Wali ialah orang yang sudah mencapai tingkatan tertentu dalam
mendekatkan diri kepada Allah. Para wali ini dekat dengan kalangan
istana. Merekalah orang yang memberikan pengesahan atas sah tidaknya
seseorang naik tahta. Mereka juga adalah penasihat sultan.
Karena dekat dengan kalangan istana, mereka kemudian diberi gelar sunan
atau susuhunan (yang dijunjung tinggi). Kesembilan wali tersebut adalah
sebagai berikut:
- Sunan Gresik (Maulana Malik Ibrahim). Inilah wali yang pertama datang ke Jawa pada abad ke-13 dan menyiarkan Islam di sekitar Gresik. Dimakamkan di Gresik, Jawa Timur.
- Sunan Ampel (Raden Rahmat). Menyiarkan Islam di Ampel, Surabaya, Jawa Timur. Beliau merupakan perancang pembangunan Masjid Demak.

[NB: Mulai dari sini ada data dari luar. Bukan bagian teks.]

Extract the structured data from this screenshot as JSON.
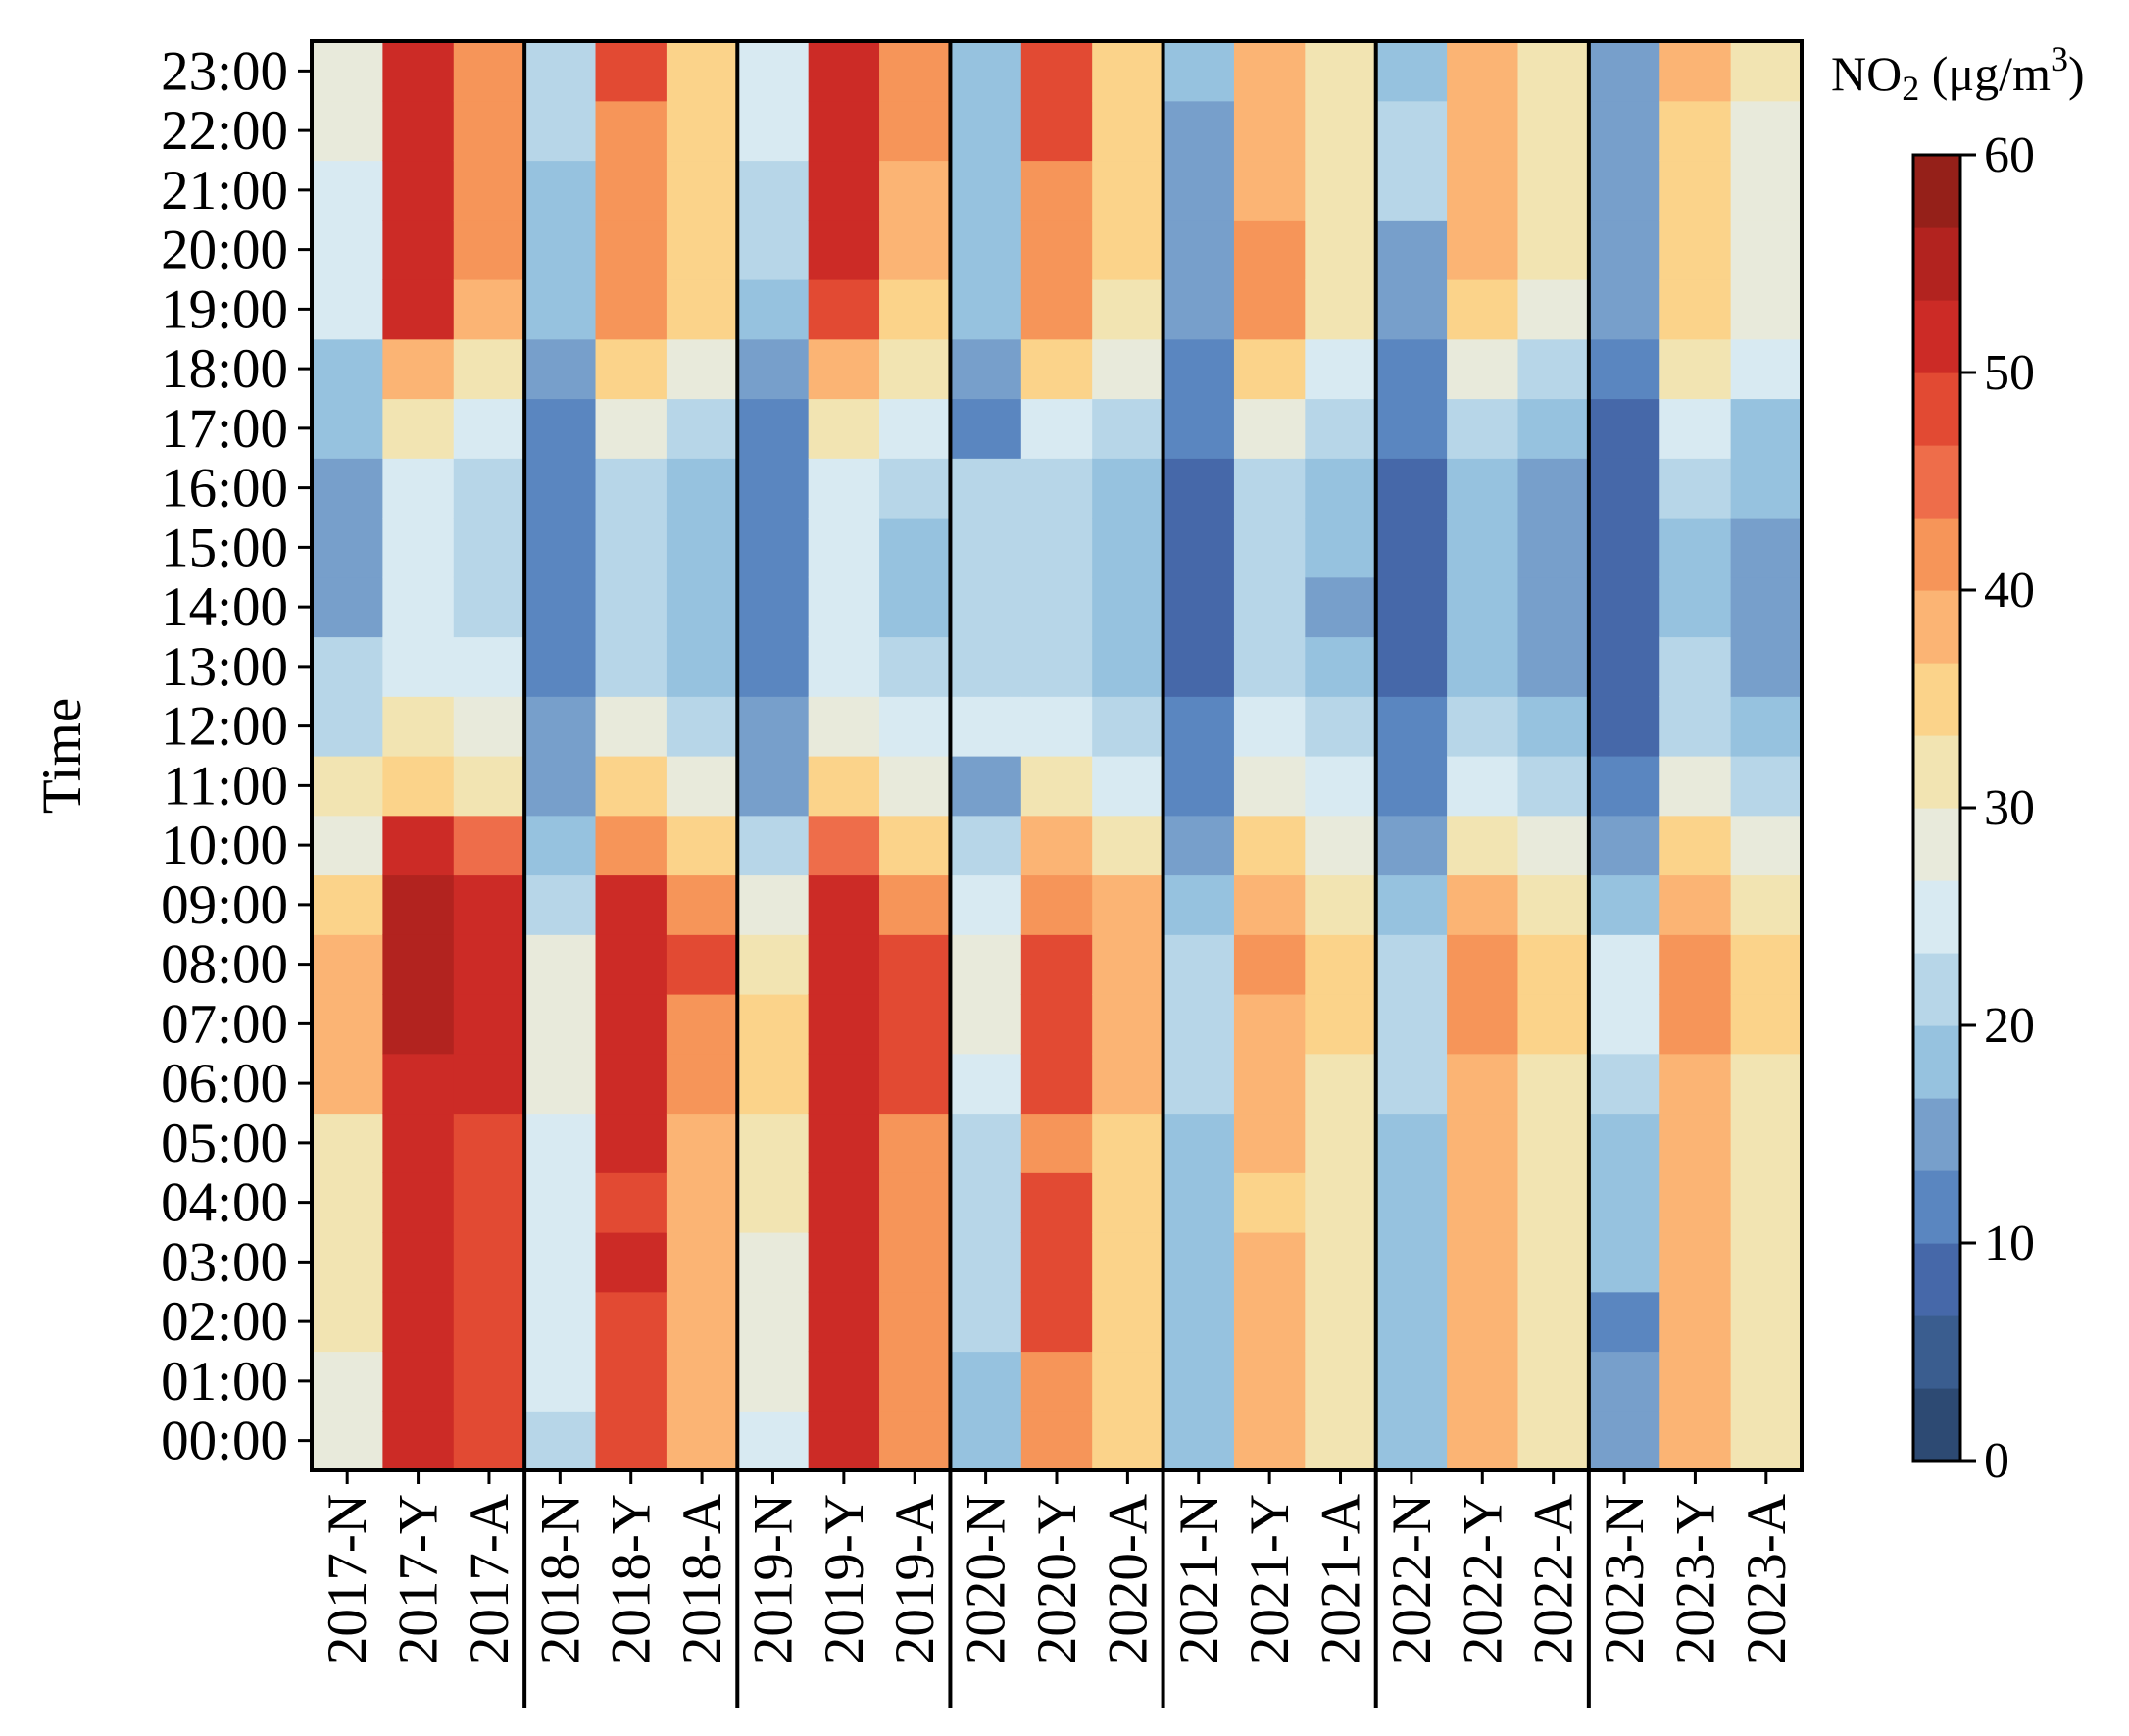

- Sunan Drajad (Syarifudin). Anak dari Sunan Ampel. Menyiarkan agama di sekitar Surabaya. Seorang sunan yang sangat berjiwa sosial.
- Sunan Bonang (Makdum Ibrahim). Anak dari Sunan Ampel. Menyiarkan Islam di Tuban, Lasem, dan Rembang. Sunan yang sangat bijaksana.
- Sunan Kalijaga (Raden Mas Said/Jaka Said). Murid Sunan Bonang. Menyiarkan Islam di Jawa Tengah. Seorang pemimpin, pujangga, dan filosof. Menyiarkan agama dengan cara menyesuaikan dengan lingkungan setempat.
- Sunan Giri (Raden Paku). Menyiarkan Islam di Jawa dan luar Jawa, yaitu Madura, Bawean, Nusa Tenggara, dan Maluku. Menyiarkan agama dengan metode bermain.
- Sunan Kudus (Jafar Sodiq). Menyiarkan Islam di Kudus, Jawa Tengah. Seorang ahli seni bangunan. Hasilnya ialah Masjid dan Menara Kudus.
- Sunan Muria (Raden Umar Said). Menyiarkan Islam di lereng Gunung Muria, terletak antara Jepara dan Kudus, Jawa Tengah. Sangat dekat dengan rakyat jelata.
- Sunan Gunung Jati (Syarif Hidayatullah). Menyiarkan Islam di Banten, Sunda Kelapa, dan Cirebon. Seorang pemimpin berjiwa besar.
3. Islam Di Jawa Paska Wali Songo
Setelah para Wali menyebarkan ajaran Islam di pulau Jawa, kepercayaan animisme dan dinamisme serta budaya Hindu-Budha sedikit demi sedikit berubah atau termasuki oleh nilai-nilai Islam. Hal ini membuat masyarakat kagum atas nilai-nilai Islam yang begitu besar manfa’atnya dalam kehidupan sehari-hari sehingga membuat mereka langsung bisa menerima ajaran Islam. Dari sini derajat orang-orang miskin mulai terangkat yang pada awalnya tertindas oleh para penguasa kerajaan. Islam sangat berkembang luas sampai ke pelosok desa setelah para Wali berhasil mendidik murid-muridnya. Salah satu generasi yang meneruskan perjuangan para Wali sampai Islam tersebar ke pelosok desa adalah Jaka Tingkir. Islam di Jawa yang paling menonjol setelah perjuangan para Wali songo adalah perpaduan adat Jawa dengan nilai-nilai Islam, salah satu diantaranya adalah tradisi Wayang Kulit.